I think you get the point that I am not big on housekeeping.
Still, even a life-long bachelor like moi has moments of delusion, thinking he'll meet someone who'll bring his status as a bachelor to an end. Then again, I keep waiting for AlGore to say something intelligent.
But in the event that the former does occur before the advent of the Apocalypse, I put together a handy 11 point guideline for bachelor pad maintenance, and it's one I've occasionally fallen back on ('cuz I mistook an unstable pile for the chair):
1. If it crawls, give it something to put away (or at least out of the way) and point it in the right direction. Hope that it has a sense of one (direction).

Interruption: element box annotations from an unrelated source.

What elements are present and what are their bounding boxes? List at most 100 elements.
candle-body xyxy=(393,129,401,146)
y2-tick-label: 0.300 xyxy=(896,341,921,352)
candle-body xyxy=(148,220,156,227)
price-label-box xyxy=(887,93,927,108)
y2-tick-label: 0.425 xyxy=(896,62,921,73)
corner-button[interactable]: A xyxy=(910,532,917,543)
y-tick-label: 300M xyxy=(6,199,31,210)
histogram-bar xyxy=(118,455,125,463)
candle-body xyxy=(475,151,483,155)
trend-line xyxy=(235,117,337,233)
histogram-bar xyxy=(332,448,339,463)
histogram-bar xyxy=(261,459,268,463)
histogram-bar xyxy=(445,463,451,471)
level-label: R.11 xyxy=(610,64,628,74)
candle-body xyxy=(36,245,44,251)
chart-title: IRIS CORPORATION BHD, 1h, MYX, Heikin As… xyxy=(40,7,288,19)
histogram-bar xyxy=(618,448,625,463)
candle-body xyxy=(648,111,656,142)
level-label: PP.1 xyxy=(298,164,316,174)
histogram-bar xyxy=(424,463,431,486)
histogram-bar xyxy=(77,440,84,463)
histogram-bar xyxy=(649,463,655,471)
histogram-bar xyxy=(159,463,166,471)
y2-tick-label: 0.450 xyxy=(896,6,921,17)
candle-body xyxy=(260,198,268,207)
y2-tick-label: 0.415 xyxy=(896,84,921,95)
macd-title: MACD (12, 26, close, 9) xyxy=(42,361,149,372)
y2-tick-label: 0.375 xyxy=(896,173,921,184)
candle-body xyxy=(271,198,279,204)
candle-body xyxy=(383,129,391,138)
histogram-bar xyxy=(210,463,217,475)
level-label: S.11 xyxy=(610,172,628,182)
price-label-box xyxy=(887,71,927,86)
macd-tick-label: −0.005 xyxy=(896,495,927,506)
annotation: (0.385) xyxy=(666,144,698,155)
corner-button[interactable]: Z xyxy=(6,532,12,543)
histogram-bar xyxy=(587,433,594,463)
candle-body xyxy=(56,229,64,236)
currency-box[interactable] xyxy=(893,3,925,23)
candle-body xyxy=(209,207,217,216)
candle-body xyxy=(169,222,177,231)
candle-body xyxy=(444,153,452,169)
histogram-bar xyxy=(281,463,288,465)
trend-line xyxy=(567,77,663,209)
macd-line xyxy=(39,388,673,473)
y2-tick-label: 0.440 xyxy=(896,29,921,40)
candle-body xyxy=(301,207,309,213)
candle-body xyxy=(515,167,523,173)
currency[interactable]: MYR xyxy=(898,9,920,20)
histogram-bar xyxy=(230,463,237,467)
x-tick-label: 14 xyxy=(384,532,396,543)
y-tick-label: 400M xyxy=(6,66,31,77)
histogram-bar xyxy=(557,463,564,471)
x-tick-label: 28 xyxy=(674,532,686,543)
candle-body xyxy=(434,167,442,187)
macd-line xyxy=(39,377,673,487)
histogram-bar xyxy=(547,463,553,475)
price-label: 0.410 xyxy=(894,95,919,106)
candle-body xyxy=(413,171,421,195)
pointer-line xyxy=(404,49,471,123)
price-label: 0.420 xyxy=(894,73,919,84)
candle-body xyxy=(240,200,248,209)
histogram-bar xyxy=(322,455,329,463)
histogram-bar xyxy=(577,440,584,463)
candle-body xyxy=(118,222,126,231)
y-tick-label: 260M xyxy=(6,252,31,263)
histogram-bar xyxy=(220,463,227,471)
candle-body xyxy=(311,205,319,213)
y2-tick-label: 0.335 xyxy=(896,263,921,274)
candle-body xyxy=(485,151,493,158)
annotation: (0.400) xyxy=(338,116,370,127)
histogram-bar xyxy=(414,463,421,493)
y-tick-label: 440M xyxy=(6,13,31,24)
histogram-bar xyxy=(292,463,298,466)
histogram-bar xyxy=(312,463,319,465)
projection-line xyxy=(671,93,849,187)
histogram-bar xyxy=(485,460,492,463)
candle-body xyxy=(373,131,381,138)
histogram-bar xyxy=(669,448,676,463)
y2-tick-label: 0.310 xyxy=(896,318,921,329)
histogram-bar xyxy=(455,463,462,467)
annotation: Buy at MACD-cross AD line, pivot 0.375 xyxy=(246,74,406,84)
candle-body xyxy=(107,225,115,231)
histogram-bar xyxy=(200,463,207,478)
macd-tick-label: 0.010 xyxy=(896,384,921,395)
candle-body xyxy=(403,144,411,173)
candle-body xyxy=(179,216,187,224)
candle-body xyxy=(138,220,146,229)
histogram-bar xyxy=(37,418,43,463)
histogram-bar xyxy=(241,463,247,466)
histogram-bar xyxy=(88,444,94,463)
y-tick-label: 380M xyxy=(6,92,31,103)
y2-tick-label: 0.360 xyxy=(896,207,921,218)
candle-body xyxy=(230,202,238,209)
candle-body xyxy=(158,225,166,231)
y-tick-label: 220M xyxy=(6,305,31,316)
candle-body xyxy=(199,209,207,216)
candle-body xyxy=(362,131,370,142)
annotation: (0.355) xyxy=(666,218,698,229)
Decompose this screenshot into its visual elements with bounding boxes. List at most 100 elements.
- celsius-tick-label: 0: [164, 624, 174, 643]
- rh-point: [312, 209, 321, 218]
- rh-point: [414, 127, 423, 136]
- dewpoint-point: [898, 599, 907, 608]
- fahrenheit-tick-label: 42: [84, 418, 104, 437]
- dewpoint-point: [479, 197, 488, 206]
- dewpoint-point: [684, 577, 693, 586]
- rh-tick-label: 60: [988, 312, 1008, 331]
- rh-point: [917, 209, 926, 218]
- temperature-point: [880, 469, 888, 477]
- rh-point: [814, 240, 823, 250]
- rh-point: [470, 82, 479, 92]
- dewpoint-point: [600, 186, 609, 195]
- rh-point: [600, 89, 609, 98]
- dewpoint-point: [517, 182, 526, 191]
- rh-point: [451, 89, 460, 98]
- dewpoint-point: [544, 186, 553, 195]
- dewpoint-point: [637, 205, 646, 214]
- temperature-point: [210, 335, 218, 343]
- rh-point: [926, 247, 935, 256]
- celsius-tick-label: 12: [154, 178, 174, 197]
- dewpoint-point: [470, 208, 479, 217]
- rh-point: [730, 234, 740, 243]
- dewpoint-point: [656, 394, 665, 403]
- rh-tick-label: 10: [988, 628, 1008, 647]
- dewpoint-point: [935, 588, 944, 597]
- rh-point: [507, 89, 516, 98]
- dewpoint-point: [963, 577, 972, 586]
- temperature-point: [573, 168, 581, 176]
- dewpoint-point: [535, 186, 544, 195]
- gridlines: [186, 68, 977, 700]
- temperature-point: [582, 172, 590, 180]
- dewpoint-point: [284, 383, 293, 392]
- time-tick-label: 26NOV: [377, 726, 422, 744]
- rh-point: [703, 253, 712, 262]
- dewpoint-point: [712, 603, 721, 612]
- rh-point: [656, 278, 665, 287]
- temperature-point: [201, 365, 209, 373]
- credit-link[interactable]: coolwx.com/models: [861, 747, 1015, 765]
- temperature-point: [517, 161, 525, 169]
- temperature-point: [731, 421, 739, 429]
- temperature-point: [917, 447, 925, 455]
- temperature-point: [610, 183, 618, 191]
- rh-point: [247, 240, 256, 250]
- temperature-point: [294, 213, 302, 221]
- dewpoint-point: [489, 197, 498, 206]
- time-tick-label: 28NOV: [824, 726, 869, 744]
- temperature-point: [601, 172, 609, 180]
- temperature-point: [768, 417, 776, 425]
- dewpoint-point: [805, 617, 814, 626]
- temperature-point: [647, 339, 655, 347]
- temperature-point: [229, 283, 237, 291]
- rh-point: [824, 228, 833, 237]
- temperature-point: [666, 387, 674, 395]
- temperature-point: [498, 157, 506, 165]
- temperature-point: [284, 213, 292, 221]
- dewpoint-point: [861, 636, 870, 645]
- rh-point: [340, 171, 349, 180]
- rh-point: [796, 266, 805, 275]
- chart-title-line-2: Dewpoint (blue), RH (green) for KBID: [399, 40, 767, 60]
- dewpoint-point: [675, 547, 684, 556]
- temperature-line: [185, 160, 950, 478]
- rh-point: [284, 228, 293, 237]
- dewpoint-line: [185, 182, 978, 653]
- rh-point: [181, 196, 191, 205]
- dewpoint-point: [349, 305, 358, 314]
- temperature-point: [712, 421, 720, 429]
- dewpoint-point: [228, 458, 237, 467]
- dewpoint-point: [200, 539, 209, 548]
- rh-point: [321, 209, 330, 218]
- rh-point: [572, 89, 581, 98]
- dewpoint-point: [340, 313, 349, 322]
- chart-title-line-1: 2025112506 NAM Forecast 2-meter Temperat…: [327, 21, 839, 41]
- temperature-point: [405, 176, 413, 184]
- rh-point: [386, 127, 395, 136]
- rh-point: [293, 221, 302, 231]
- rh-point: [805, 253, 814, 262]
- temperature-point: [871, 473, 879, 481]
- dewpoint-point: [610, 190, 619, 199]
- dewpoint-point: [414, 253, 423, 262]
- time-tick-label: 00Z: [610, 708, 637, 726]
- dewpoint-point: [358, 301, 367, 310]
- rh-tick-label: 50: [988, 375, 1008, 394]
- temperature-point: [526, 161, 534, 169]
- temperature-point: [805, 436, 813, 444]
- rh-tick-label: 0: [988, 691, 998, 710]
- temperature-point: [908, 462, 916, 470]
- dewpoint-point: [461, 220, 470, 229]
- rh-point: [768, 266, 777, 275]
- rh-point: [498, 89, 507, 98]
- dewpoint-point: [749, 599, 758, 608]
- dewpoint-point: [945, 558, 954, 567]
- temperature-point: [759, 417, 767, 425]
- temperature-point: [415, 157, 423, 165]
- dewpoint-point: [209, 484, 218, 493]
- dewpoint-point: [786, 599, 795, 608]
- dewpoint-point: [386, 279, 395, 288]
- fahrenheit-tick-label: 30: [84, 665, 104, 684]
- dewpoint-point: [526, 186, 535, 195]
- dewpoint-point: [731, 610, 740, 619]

2. Food leftovers: put 'em in Tupperware sealed with metal rivets, and bury it in the deepest recesses of the refrigerator. Dispose of it either by (a) consumption, (b) subterfuge (see the beer gambit, above) or (c) see upcoming #8.
3. If it talks, answer it. If it isn't the phone or clock/radio, try to keep it talking long enough to find and kill it, before it attacks you. If it's Tupperware-adorned, get stronger rivets or a heavier gauge chain for the 'frig.
4. Vacuuming the carpet does wonders for being able to walk barefoot; but it also removes a great security feature, since you can hear your Tupperware crunching across the carpet, trying to sneak up on you. You gotta weigh the pros and cons on this 'un, and I'm just sayin'...
5. If you find something clean draped across the chair, back out of the place slowly and figure out whose place you entered by mistake.
6. If you can smell it, and it isn't tolerable, spray it with Lysol, unless (a) doing so will make it mad or (b) you live in Califorlornia, where PETF (People for the Ethical Treatment of Fungi) might protest. Even fungi and poo have rights in CA.
7. Let sleeping dust lie. If you inadvertently sneeze, and room visibility drops to zero, think about in which direction you last saw the exit door, and move toward it. While you still can.
8. Too busy/intimidated to clean or figure out what you can legally spray? Hire a maid.
9. If she's cute and willing, the cleaning can wait, but suggest going to her place, so your X-Files Tupperware doesn't get to her before you can.
10. Looking for ways to avoid visitors and holiday houseguests? Skip #8.
11. Move frequently. Once a month is about right in my case. Don't leave behind a change of address, so the morphing Tupperware can't track you.